Credit score piggybacking
Credit Score piggybacking refers to the practice of artificially raising a credit score by becoming an authorized user on an account with another person. For the practice to help the score of the one who piggybacks the account on which the consumer is added must be an older account with an excellent payment history and a low debt to available credit ratio. This will accomplish 3 things for the piggybacker:
- It increases his “average age of accounts” which is 15 percent of his FICO score.
- It makes his debt to available credit ratio improve which is 30 percent of his FICO score
- It gives him an excellent payment history on that account which is 35 percent of his FICO score.
Credit Score Piggybacking sounds too good to be true
There are some things you need to know before you go ahead and try credit score piggybacking. The credit scoring industry has developed an algorithm which they say helps them screen out phony piggybacking with unrelated people. There was a court case that ruled against them on this to some degree because that distinction smacked of discrimination. Certainly it is totally legitimate to add your spouse to your account. The spouse with the stronger credit score has always been able to help the spouse with the weaker score that way.
Here is where the discrimination comes in. Relationships take many forms in modern society. Devoted same sex couples or couples who choose to live separate and apart can’t be discriminated against. Best friends have a right to help each other in this perfectly legitimate way. Who is to decide where it begins or ends?
FICO’s Formula on Credit Score Piggybacking remains a “secret sauce.”
Like any other business FICO has its trade secrets. Most of what goes into credit scoring has been figured out by their own public announcements, reverse engineering of results under various scenarios or interviews with former FICO employees. There still remains in FICO’s mind a need to keep some secrets in order to prevent people from gaming the credit scoring system. It’s my belief based on numerous interviews and examples of real life situations that FICO is not very effective in controlling credit score piggybacking. They tried but the court got in the way fearing wide spread discrimination. Times have changed. Domestic partners can get their own credit cards without their own income now. Many experts think FICO takes into account whether the people use the same address but I’ve seen no proof of that.

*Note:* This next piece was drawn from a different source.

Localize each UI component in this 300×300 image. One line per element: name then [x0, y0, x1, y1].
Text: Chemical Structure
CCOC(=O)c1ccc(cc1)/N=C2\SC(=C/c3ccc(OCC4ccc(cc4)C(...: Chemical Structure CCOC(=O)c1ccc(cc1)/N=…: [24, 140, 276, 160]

Just because you may get away with it doesn’t mean you should do it
Many pitfalls potentially await those who try to use this arrangement to help a family member or friend. The one offering the helping hand must decide whether or not to let the other person actually have the credit card. There may be good reasons why they are in credit trouble. The helper frequently finds their own score taking a hit when unauthorized use skyrockets the balance hurting their debt to available credit ratio and probably leaving them stuck with the bill. Don’t let the one who is credit score piggybacking have the actual card if you decide to do this favor for a friend.
It can be hard to say no to someone close but…
One thing that makes it hard to say no is that there is no down side to the one doing the favor if he never actually lets the person have real access to his account. It still comes uncomfortably close to fraud when you think about it. That person is going to get credit they don’t really deserve.